在课堂上我们看到了跟随着的问题，但我没有undestand的解决方案。不要任何人都可以有更详细的解释我的方法来解决这个问题，或者给我一个更好的解决方案：

假定n个点在平面中给出。找到多边形弧用n-1侧面其顶点是给定的点，和其边不相交。（相邻侧面可以形成一角度180）。操作的数量shold是n阶数为n的。

老师的解决办法是：

排序所有的点相对于该x坐标;当x坐标相等，采取y坐标进去，然后连接所有顶点通过线段（以该顺序）。

你的老师的解决方法是（幸运的）好。我会尽力想象这个给你。

刚刚画上一个情节点。然后你就可以得出最左边的点到下一个点的直线。通过这种方式，连接的是正确的所有问题。

如果所有的点都具有不同的x坐标，那会工作了，没有线将穿越：

对于具有相同的X坐标点，我们先去最低（最小y坐标），然后上去。不能横穿马路那边。

In class we saw the followin problem but i didnt undestand the solution.

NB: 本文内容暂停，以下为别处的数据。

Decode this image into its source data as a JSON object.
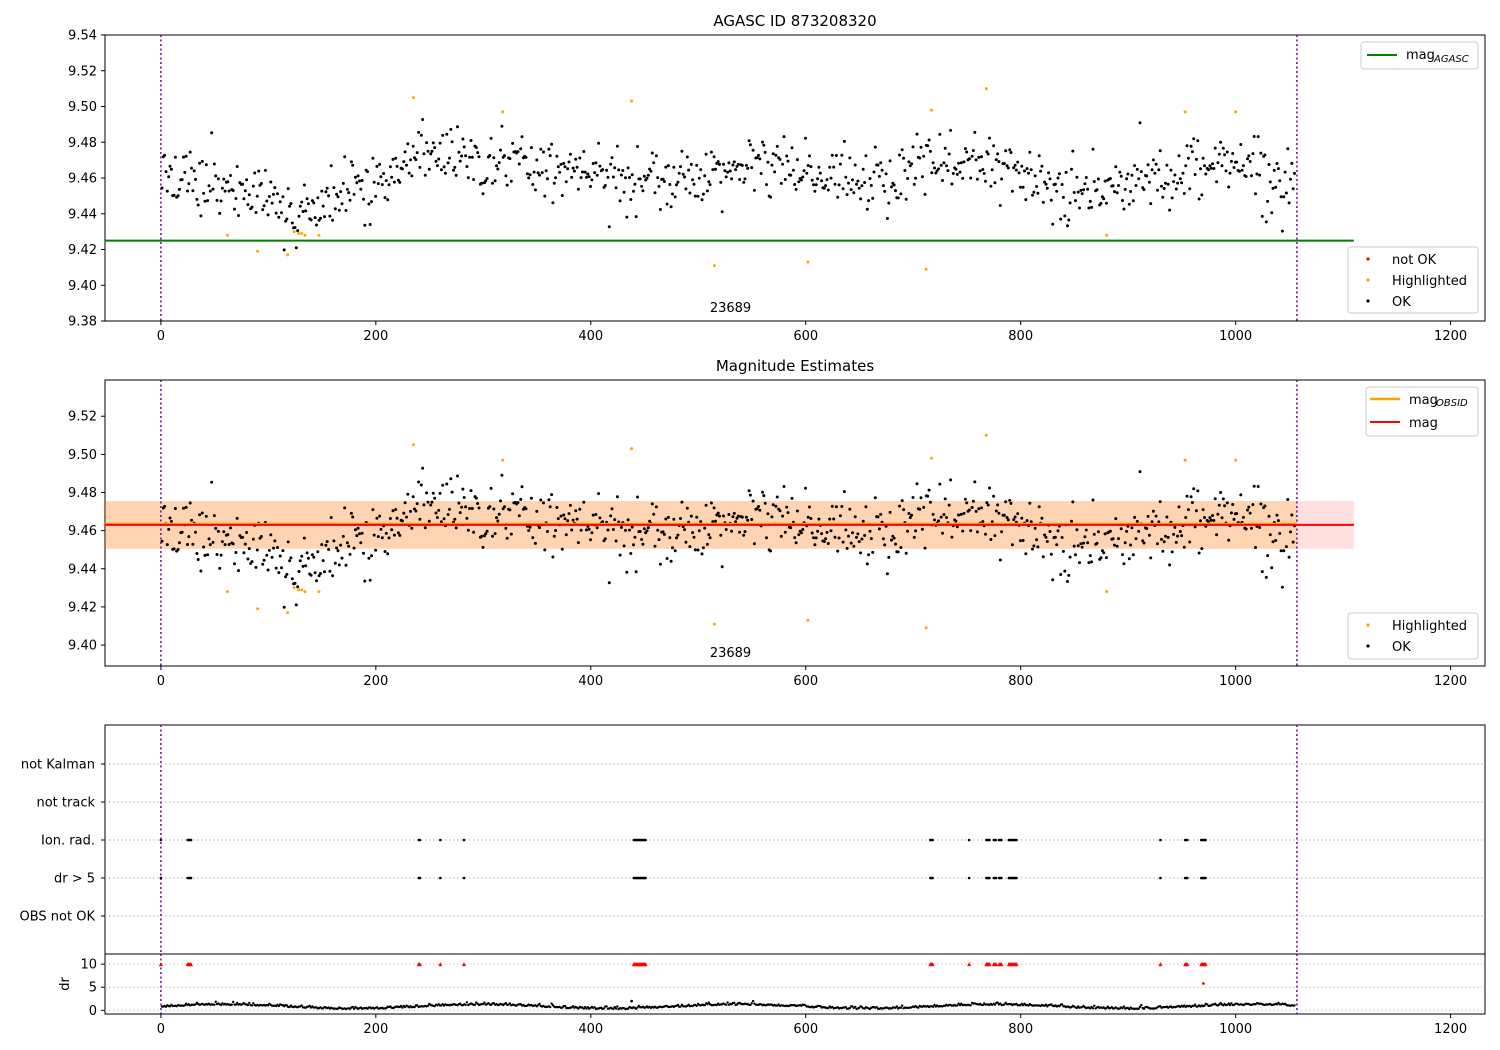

Do anybody could explain me with more detail the procedure to solve this problem or give me a better solution?:

Assume that n points in the plane are given. Find a polygonal arc with n-1 sides whose vertices are given points, and whose sides do not intersect.(Adjacent sides may form a 180 angle). The number of operations shold be of order n log n.

The teacher solution was:

Sort all the points with respect to the x-coordinate; when x-coordinates are equal, take the y-coordinate into account, then connect all the vertices by line segments(in that order).

The solution of your teacher is (fortunately) good. I'll try to visualize this for you.

Just draw the points on a plot. Then you can draw a line from the leftmost point to the next point. This way, connect all points going to the right.

If all the points have different x-coordinates, that'll work out, and no lines will cross:

For the points with the same x-coordinates, we first go to the lowest (smallest y-coordinate) and then go up. No crossing there, either.